In March 2022, we collected data from a diverse sample of US healthcare workers (N = 200) and examined the cross-sectional relationship between burnout and changes in prescribed psychotropic medication (i.e., starting, stopping, and/or having a change in the dose/frequency) during the COVID-19 pandemic. We also separately examined the relationship between burnout and psychotropic medication misuse (i.e., without a prescription, in greater amounts, more often, longer than prescribed, and/or for a reason other than prescribed). We stratified models by occupational level (prescribers/healthcare administrators vs. other healthcare workers).

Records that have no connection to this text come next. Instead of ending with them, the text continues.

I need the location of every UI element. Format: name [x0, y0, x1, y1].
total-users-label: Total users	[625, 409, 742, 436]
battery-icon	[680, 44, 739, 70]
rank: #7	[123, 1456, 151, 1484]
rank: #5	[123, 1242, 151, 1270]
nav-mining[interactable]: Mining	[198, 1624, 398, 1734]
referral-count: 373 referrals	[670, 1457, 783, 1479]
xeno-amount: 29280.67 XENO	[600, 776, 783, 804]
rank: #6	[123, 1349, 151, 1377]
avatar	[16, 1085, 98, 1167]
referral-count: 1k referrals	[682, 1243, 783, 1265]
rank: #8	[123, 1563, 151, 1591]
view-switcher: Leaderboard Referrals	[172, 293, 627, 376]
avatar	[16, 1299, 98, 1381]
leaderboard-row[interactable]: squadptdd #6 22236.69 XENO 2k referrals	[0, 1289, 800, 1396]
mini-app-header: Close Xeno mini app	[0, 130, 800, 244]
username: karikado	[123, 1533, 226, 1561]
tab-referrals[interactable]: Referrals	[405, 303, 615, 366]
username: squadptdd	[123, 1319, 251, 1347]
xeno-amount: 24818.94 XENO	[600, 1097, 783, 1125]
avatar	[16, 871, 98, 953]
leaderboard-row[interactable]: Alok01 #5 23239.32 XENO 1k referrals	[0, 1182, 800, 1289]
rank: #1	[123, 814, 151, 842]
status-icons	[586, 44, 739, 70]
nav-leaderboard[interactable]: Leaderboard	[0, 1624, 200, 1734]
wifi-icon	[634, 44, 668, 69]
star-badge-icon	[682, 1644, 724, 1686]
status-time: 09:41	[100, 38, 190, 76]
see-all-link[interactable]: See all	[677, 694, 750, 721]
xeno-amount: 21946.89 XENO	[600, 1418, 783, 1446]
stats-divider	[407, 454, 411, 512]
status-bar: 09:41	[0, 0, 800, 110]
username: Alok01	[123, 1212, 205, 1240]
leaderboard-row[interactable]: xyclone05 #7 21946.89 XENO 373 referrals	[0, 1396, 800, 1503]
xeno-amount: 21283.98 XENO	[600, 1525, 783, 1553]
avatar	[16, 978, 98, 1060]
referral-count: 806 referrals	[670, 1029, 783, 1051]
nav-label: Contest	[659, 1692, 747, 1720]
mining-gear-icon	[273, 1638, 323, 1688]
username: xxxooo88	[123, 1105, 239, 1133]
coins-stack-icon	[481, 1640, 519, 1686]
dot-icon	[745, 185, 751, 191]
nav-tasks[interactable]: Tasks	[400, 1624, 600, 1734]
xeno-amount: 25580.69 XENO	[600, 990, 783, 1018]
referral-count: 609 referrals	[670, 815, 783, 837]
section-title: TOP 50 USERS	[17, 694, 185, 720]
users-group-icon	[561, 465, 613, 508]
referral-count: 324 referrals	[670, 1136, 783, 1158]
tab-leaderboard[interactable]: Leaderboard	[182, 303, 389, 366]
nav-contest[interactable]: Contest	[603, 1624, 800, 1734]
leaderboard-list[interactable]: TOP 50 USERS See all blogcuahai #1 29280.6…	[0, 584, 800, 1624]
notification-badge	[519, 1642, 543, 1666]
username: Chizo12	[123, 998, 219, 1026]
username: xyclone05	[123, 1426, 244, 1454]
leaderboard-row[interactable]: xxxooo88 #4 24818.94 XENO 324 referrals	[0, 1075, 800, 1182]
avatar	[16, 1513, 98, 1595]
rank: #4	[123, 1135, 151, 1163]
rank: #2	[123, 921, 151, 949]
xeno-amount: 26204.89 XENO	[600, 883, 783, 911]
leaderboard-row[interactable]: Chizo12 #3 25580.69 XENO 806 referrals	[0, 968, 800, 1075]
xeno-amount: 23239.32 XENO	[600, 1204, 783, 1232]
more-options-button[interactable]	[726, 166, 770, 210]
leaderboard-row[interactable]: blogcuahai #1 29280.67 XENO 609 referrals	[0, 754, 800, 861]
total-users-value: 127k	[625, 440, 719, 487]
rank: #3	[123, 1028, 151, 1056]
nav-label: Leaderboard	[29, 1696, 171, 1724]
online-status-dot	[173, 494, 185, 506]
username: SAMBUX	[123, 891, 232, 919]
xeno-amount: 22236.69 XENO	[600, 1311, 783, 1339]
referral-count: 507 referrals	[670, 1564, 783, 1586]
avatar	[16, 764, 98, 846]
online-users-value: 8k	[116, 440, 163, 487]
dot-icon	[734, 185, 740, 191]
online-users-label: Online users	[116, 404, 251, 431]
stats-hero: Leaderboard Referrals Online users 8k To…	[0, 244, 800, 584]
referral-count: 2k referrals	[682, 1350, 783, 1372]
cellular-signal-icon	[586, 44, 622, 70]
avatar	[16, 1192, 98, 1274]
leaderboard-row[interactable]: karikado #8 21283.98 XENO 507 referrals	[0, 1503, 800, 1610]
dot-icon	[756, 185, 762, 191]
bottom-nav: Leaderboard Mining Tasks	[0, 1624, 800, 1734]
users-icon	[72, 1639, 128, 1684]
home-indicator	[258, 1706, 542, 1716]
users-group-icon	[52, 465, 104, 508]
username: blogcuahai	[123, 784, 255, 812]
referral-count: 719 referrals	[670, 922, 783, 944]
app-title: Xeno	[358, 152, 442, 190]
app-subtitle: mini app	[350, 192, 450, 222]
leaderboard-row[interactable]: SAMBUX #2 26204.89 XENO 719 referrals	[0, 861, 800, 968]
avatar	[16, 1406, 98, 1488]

Greater burnout was associated with higher odds of changes in prescribed psychotropic medication among prescribers/healthcare administrators (aOR = 1.23, 95% CI 1.01, 1.48), but not among other healthcare workers (aOR = 1.04, 95% CI 0.98, 1.10). Greater burnout was not associated with psychotropic medication misuse among prescribers/healthcare administrators (aOR = 0.96, 95% CI 0.82, 1.12) but was associated with increased odds of psychotropic medication misuse among other healthcare workers (aOR = 1.07, 95% CI 1.01, 1.14).
Potential disparities in help-seeking and healthcare access might manifest in non-medical use of prescription drugs among some healthcare workers, which has implications for worker safety and well-being.